Einde inhoudsopgave
Rijkswet financieel toezicht Curaçao en Sint Maarten
Artikel 16 Geldleningen
Geldend
Geldend vanaf 10-10-2010
- Redactionele toelichting
Tijdstip iwtr.: 00.00 uur in Aruba, Curaçao, Sint Maarten, Bonaire, Sint Eustatius en Saba. 06.00 uur in het Europese deel van het Koninkrijk.
- Bronpublicatie:
07-07-2010, Stb. 2010, 334 (uitgifte: 01-09-2010, kamerstukken: 32026)
- Inwerkingtreding
10-10-2010
- Bronpublicatie inwerkingtreding:
30-09-2010, Stb. 2010, 388 (uitgifte: 01-10-2010, kamerstukken/regelingnummer: -)

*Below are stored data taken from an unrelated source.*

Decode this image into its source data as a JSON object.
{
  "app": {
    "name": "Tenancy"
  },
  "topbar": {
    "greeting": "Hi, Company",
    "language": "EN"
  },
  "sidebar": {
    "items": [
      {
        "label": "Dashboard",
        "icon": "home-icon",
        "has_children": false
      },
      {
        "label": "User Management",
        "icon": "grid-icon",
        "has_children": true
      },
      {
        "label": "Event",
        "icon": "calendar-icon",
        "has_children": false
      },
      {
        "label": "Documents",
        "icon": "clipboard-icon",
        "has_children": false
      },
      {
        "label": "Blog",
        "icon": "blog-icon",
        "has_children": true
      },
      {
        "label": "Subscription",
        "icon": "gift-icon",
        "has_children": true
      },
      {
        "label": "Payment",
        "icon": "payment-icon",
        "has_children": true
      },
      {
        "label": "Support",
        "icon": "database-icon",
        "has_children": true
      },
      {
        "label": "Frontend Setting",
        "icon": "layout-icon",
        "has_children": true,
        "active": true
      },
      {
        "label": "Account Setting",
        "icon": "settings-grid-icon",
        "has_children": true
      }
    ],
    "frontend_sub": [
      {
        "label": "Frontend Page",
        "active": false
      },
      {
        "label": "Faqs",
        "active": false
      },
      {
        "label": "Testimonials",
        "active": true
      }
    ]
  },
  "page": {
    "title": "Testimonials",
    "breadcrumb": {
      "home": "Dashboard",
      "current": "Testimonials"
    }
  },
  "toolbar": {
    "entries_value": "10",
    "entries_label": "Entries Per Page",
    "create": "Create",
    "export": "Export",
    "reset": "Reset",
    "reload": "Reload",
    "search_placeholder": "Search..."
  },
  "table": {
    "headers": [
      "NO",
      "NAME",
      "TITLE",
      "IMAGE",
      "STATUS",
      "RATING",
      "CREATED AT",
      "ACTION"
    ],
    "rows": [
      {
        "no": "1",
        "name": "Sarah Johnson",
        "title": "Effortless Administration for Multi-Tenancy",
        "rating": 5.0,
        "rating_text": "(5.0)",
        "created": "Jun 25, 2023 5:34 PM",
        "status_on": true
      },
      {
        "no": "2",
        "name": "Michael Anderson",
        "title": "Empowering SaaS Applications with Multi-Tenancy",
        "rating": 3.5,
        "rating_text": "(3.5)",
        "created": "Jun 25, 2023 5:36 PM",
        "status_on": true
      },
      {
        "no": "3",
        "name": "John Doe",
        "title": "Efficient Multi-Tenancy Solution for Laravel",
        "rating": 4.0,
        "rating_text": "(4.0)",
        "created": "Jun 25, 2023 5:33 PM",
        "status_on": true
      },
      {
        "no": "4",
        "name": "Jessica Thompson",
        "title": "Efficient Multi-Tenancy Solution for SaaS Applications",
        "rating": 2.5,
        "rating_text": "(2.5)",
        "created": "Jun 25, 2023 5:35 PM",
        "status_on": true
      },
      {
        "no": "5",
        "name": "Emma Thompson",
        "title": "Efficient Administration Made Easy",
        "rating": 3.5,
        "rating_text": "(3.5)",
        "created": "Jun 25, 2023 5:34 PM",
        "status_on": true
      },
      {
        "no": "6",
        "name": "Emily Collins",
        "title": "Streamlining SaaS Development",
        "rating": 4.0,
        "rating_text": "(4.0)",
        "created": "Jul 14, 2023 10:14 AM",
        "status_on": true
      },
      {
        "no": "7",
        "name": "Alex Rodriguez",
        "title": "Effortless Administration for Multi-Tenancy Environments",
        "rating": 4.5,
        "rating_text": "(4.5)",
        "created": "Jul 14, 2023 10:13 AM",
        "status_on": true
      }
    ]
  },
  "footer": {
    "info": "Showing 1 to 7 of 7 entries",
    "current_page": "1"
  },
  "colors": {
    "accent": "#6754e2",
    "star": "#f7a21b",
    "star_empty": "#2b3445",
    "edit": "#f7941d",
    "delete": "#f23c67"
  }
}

- Overige regelgevende instantie(s)
Ministerie van Financiën
- Vakgebied(en)
Overheidsfinanciën / Begroting
Staatsrecht / Staatsinrichting
1.
In de begrotingen, bedoeld in artikel 15, worden de voornemens tot het aantrekken van geldleningen opgenomen.
2.
Van de aangetrokken leningen wordt melding gemaakt in de uitvoeringsrapportages, bedoeld in artikel 18.
3.
De besturen informeren het college, als bij de uitvoering van de begroting de omvang van een lening het begrote leningbedrag dreigt te overschrijden.
4.
Op basis van de voornemens tot het aantrekken van geldleningen, bedoeld in het eerste lid, de meldingen, bedoeld in het tweede lid, en de verstrekte informatie, bedoeld in het derde lid, beoordeelt het college of het bestuur voldoet aan de normen, genoemd in artikel 15.
5.
Het college beoordeelt tevens of wordt voldaan aan de afspraken over de verbeteringen van het financieel beheer, voor zover deze betrekking hebben op het aantrekken van leningen.
6.
Indien geldleningen ten laste van een land worden aangetrokken in het kader van een open biedingprocedure bij de centrale bank van Curaçao en van Sint Maarten, gebeurt dat aantrekken in overeenstemming met een advies daarover van die bank.
7.
De Nederlandse Staat heeft een lopende inschrijving op de leningen bedoeld in het zesde lid, telkens voor het gevraagde leningbedrag, tegen het actuele rendement op staatsleningen van de desbetreffende looptijd.
8.
Bij een open biedingsproces als bedoeld in het zesde lid, hebben bij gelijke leningvoorwaarden lokale inschrijvingen voorrang.
9.
Indien geldleningen ten laste van een land onderhands worden aangetrokken, worden telkens naast Nederland ook een of meerdere derde partijen in de gelegenheid gesteld om gelijktijdig een aanbod te doen en wordt er vervolgens aangetrokken daar waar de leningvoorwaarden het meest gunstig zijn. Voor de Nederlandse Staat geldt in dit verband het aanbod, bedoeld in het zevende lid. Het achtste lid is van overeenkomstige toepassing.
10.
Het bestuur bericht het college over een voornemen tot het onderhands aantrekken van een geldlening, onder bijvoeging van de voorwaarden van de aangeboden geldleningen. Het college adviseert op basis van een onderlinge vergelijking van de leningvoorwaarden binnen veertien dagen na ontvangst van dat bericht. Indien een bestuur afwijkt van het advies van het college, geschiedt dat met een gemotiveerd besluit. Het bestuur informeert het college over het genomen besluit.
11.
Het college kan de raad van ministers van het Koninkrijk door tussenkomst van Onze Minister berichten als blijkt dat een bestuur afwijkt van het advies, bedoeld in het tiende lid. Bij dat bericht kan het college adviseren tot het nemen van een besluit als bedoeld in het twaalfde lid. Het college zendt gelijk met het advies een afschrift daarvan aan het desbetreffende bestuur en bericht de Staten dat het advies is verzonden.
12.
Op een advies als bedoeld in het elfde lid kan de raad van ministers van het Koninkrijk concluderen tot het geven van een aanwijzing met betrekking tot het onderhands aangaan van leningen. Alvorens een voorstel voor een aanwijzing bij de raad van ministers van het Koninkrijk wordt ingediend stelt Onze Minister het betrokken bestuur in de gelegenheid zijn visie te geven.
13.
Het geven van de aanwijzing geschiedt bij koninklijk besluit op de voordracht van Onze Minister, in overeenstemming met de conclusie van de raad van ministers van het Koninkrijk.